Platypus attack exploited incorrect ordering of code, auditor claims

The $8m Platypus flash mortgage assault was made attainable due to code that was in the unsuitable order, in accordance with a submit mortem report from Platypus auditor Omniscia. The auditing firm claims the problematic code didn’t exist within the model they noticed.

In response to the report, the Platypus MasterPlatypusV4 contract “contained a deadly false impression in its emergencyWithdraw mechanism” which made it carry out “its solvency verify earlier than updating the LP tokens related to the stake place.”

The report emphasised that the code for the emergencyWithdraw operate had the entire mandatory components to stop an assault, however these components had been merely written within the unsuitable order, as Omniscia defined:

“The difficulty may have been prevented by re-ordering the MasterPlatypusV4::emergencyWithdraw statements and performing the solvency verify after the consumer’s quantity entry has been set to 0 which might have prohibited the assault from going down.”

Omnisia admitted that they audited a model of the MasterPlatypusV4 contract from Nov. 21 to Dec. 5, 2021. Nevertheless, this model “contained no integration factors with an exterior platypusTreasure system” and subsequently didn’t comprise the misordered traces of code. From Omniscia’s perspective, this suggests that the builders should have deployed a brand new model of the contract in some unspecified time in the future after the audit was made.

Associated: Raydium declares particulars of hack, proposes compensation for victims

The auditor claims that the contract implementation at Avalanche (AVAX) C-Chain tackle 0xc007f27b757a782c833c568f5851ae1dfe0e6ec7 is the one which was exploited. Traces 582-584 of this contract seem to name a operate referred to as “isSolvent” on the PlatypusTreasure contract, and contours 599-601 seem to set the consumer’s quantity, issue, and rewardDebt to zero. Nevertheless, these quantities are set to zero after the “isSolvent” operate has already been referred to as.
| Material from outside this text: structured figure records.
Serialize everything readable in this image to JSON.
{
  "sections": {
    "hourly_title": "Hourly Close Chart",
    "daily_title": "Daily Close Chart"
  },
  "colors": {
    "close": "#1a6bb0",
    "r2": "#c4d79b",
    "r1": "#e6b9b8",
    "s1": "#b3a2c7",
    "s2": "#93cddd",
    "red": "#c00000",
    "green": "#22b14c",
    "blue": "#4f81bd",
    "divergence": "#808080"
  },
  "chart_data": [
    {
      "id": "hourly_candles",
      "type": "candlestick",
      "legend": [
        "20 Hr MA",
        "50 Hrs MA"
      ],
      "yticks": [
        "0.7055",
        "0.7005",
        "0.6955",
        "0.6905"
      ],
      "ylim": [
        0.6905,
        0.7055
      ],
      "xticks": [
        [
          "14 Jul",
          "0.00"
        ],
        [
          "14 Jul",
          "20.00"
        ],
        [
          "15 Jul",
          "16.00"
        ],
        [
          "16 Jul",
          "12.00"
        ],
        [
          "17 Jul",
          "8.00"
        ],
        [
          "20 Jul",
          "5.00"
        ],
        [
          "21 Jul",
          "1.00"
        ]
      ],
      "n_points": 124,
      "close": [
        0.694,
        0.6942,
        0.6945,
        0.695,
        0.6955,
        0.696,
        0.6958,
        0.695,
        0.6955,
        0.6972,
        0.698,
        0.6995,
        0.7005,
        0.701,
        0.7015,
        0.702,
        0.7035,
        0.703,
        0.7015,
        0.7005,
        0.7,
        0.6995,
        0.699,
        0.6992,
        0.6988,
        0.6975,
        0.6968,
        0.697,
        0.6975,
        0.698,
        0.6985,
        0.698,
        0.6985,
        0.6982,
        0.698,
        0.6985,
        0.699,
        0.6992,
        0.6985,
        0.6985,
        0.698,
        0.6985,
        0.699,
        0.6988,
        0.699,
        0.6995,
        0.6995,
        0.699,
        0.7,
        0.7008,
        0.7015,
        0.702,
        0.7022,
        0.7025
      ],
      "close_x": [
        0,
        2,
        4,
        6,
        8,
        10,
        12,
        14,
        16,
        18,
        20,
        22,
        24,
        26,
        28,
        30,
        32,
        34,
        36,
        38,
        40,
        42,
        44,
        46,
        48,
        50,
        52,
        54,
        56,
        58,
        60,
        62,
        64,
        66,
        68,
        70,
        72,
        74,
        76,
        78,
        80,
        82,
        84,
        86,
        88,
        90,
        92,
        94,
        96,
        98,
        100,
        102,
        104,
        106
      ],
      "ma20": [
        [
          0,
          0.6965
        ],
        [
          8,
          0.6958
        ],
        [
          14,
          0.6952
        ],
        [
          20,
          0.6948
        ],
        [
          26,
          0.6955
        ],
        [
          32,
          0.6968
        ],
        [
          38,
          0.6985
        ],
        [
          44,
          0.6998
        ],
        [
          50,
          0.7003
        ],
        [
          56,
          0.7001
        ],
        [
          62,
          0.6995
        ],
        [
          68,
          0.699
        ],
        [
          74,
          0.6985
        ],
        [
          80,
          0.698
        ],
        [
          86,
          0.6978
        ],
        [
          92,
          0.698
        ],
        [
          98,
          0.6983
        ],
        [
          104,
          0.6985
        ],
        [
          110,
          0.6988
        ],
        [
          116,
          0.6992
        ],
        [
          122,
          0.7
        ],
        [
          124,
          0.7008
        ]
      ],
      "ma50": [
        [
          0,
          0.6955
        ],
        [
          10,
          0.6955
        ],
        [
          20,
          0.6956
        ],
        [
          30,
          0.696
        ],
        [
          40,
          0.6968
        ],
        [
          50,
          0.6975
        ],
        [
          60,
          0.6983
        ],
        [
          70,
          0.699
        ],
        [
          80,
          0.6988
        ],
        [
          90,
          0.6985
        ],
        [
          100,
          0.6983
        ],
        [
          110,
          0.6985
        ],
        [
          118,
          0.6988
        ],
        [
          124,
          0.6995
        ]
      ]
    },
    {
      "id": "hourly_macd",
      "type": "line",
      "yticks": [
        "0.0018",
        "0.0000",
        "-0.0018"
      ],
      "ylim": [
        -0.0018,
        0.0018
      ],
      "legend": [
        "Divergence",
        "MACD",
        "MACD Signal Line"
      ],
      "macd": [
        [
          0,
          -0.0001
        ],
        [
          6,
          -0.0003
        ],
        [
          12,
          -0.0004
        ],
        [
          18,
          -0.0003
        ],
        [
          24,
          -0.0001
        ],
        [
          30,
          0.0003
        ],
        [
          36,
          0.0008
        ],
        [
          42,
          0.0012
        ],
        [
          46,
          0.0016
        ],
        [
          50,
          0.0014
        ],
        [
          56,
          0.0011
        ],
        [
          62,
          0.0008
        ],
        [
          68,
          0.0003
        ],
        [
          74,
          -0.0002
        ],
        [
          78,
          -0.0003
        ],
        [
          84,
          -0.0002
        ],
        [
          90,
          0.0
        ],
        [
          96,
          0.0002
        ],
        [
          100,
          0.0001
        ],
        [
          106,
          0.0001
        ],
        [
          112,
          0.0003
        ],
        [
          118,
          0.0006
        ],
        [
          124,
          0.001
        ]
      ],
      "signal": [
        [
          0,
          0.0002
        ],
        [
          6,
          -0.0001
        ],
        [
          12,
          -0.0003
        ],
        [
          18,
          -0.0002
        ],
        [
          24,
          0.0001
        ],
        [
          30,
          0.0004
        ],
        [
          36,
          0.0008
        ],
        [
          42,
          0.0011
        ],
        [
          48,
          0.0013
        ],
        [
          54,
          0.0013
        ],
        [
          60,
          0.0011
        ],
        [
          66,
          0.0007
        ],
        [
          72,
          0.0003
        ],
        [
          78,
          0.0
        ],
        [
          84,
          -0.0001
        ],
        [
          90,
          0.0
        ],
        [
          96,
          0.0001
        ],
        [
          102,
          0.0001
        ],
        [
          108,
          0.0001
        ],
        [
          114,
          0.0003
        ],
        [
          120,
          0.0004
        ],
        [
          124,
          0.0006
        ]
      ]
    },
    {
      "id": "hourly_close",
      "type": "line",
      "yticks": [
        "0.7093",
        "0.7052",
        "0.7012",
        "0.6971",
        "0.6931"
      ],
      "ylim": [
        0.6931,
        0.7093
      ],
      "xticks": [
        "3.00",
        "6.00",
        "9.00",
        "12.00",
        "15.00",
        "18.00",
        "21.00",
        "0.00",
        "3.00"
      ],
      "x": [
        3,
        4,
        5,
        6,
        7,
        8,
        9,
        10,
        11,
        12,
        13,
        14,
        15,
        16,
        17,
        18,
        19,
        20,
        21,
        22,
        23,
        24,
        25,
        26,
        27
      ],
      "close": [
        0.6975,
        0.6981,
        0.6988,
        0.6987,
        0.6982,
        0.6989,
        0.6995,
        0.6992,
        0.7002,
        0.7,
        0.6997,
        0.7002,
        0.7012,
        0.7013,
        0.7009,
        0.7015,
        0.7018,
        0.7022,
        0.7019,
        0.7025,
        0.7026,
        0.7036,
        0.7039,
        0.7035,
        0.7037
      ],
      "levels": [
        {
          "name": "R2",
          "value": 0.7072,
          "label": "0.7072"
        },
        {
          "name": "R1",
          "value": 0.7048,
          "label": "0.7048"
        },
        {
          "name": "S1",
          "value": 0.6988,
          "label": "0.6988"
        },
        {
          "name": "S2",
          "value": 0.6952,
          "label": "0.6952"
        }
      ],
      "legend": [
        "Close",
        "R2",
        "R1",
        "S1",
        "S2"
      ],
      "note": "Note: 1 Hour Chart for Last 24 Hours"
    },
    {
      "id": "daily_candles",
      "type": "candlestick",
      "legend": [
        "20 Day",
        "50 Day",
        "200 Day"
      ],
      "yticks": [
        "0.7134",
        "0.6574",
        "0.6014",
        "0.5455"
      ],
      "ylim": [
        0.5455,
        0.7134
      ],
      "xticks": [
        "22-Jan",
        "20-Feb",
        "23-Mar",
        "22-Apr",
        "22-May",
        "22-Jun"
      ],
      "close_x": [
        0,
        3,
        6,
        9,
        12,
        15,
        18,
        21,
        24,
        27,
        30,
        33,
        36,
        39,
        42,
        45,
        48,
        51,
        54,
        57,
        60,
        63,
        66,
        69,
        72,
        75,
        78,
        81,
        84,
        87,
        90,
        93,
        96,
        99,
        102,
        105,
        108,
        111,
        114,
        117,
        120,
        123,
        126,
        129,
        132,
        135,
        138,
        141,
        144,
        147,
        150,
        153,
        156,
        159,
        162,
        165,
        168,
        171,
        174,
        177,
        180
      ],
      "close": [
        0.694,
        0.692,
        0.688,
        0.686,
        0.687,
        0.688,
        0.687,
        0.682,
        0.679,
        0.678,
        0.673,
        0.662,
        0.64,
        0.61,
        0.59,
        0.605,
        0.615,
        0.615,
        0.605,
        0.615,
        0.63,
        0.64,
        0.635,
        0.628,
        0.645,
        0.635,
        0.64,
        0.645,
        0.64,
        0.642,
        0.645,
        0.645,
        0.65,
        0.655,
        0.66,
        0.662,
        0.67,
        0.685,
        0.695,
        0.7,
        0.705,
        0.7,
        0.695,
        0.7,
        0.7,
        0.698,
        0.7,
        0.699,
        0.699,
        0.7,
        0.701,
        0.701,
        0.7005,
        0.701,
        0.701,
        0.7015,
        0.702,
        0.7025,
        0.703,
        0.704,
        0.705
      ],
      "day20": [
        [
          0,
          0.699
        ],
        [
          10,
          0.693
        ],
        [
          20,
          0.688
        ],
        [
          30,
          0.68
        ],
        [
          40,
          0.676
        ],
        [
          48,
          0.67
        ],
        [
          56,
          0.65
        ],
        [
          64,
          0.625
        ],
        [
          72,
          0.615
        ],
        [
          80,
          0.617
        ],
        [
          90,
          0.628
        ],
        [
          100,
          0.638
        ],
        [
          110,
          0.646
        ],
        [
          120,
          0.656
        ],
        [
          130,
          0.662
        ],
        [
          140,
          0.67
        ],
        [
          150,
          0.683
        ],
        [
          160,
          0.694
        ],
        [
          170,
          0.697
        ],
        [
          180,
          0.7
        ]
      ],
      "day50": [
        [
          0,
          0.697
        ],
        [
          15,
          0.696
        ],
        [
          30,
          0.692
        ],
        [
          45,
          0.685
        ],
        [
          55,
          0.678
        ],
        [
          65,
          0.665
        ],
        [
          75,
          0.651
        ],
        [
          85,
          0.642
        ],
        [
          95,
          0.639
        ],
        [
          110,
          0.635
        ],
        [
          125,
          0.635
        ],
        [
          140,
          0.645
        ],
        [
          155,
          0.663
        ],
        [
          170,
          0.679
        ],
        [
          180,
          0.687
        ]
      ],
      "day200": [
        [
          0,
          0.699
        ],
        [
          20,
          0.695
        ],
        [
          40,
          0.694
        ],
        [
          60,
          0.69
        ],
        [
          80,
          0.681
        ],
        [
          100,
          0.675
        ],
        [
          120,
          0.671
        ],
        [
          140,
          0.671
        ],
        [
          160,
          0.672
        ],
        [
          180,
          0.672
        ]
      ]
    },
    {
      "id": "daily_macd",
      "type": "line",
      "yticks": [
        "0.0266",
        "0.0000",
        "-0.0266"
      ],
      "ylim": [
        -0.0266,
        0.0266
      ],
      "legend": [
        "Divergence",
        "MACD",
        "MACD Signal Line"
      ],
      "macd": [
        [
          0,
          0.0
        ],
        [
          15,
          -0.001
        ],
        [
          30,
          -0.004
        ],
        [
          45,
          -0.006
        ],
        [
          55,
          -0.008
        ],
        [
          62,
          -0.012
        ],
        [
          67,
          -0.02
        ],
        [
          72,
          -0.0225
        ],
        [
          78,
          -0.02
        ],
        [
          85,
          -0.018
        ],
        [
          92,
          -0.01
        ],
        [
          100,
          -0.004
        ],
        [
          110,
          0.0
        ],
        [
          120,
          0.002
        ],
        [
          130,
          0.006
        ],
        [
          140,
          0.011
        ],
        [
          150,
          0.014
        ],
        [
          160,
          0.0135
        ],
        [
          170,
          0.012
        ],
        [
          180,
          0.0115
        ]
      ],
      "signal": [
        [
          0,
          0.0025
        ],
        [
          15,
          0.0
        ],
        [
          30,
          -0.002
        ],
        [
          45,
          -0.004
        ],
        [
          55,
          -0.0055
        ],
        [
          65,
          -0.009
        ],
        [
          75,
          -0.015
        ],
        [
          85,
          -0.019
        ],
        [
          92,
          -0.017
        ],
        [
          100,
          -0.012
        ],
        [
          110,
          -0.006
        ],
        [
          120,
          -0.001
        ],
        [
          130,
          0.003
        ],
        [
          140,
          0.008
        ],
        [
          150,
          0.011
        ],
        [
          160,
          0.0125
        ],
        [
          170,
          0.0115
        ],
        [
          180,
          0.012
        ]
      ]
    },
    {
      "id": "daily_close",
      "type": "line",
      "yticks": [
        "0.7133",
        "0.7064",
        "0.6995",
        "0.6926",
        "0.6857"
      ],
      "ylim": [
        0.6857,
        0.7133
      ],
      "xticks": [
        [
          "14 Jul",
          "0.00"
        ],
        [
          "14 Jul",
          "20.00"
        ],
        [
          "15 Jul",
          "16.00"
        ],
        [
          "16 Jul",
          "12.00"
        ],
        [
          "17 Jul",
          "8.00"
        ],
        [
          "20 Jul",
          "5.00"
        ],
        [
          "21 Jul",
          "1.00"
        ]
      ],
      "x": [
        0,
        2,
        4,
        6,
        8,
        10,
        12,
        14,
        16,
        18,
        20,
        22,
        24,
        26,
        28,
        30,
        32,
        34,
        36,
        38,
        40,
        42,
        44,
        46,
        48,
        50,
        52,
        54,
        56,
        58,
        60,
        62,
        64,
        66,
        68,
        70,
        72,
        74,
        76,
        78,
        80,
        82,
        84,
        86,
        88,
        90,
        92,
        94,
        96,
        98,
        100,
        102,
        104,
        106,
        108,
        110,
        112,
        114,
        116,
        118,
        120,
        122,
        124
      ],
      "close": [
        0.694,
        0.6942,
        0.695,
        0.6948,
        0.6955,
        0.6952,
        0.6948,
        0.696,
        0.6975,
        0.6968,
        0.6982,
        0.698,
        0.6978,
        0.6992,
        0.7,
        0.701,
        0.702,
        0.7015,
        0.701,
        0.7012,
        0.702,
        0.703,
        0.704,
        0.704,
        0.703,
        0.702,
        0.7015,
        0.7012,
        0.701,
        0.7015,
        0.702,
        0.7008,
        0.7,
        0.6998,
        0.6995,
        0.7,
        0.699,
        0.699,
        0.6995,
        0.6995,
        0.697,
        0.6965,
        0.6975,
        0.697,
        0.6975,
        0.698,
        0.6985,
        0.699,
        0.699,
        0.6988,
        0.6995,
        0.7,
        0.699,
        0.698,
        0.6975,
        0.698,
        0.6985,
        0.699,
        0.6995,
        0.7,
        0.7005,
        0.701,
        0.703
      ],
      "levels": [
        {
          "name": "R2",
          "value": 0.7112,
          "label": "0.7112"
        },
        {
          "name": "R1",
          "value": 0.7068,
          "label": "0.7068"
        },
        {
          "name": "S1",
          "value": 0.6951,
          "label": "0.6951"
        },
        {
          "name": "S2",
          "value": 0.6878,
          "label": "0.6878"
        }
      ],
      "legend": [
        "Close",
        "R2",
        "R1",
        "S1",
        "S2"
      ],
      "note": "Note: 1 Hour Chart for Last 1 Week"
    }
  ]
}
The Platypus crew confirmed on Feb. 16 that the attacker exploited a “flaw in [the] USP solvency verify mechanism,” however the crew didn’t initially present additional element. This new report from the auditor sheds additional mild on how the attacker could have been in a position to accomplish the exploit.

The Platypus crew introduced on Feb. 16 that the assault had occurred. It has tried to contact the hacker and get the funds returned in trade for a bug bounty. The attacker used flashed loans to carry out the exploit, which has similarities to the technique used within the Defrost Finance exploit of Dec. 25.